Linkage-based prosthetic fingertips: Analysis and testing

Ramirez, Issa A 01 June 2007 (has links)
This thesis consists of the research on linkage-based fingertips for prosthetic hands. These fingertips consists of small polycentric mechanisms attached to what would be the pulp in normal anatomical fingers. These mechanisms allow the prosthetic hand to conform to the shape of objects during grasp. The goal of these prosthetic fingertips is to maximize the functionality of the hand while minimizing the number of inputs that the user has to control. The stability of the fingertip mechanisms is analyzed using the principle of virtual work.

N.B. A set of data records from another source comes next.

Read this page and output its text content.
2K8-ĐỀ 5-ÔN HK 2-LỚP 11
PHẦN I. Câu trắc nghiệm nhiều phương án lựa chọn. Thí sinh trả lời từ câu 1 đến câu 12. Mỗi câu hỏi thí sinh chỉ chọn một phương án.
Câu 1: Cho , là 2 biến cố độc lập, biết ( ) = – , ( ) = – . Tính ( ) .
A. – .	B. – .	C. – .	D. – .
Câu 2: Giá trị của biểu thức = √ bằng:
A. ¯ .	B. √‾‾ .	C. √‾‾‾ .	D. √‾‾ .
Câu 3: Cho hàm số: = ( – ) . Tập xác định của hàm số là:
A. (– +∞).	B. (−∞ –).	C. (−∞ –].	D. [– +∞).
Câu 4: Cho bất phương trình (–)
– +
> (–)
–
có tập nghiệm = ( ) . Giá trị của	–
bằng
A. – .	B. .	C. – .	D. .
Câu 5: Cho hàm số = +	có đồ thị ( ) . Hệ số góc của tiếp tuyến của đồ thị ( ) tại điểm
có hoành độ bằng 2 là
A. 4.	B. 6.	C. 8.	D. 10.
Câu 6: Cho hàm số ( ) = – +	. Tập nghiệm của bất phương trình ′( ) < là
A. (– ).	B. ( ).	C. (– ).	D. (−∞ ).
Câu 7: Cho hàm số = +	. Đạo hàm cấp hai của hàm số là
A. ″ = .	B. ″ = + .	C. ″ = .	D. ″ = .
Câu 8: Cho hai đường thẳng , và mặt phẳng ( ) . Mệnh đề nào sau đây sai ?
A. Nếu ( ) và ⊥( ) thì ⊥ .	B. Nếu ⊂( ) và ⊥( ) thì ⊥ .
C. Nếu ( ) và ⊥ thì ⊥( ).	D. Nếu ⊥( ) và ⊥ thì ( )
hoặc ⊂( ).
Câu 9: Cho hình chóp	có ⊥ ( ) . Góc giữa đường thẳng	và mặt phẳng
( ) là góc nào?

From this analysis we are able to show that the fingertip mechanism is stable for a large range of rotation of the link and for a large range of directions on which the force is applied, and that the mechanism is indifferent to the magnitude of the force applied to it (assuming that the force does not damage/deform the mechanism). To assess if the four-bar mechanisms (fingertips) improve the grasping capabilities in robotics and prosthetics, tests were performed on prosthetic hands and robot grippers with and without the fingertips. Comparisons were made using the Southampton Hand Assessment Procedure (SHAP) protocol, which tests the differences and measures the functionality of particular types of grasp, such as power, spherical, lateral, tripod, tip and extension. In the human testing, the overall Index of Functionality (IOF) of the Hosmer hook is 66.65 and 66.21 for the hook with the fingertips. The hook with the fingertips had a better IOF in the spherical and power prehensile pattern. When the IOF is calculated for the tasks that the fingertips were used, in 10 of 11 of the tasks, the IOF is higher than using the Hosmer hook. In the robotic gripper testing, the Index of Functionality was not be calculated because the time to perform the tasks depended more on the robotic control system than on the physical characteristics of the gripper.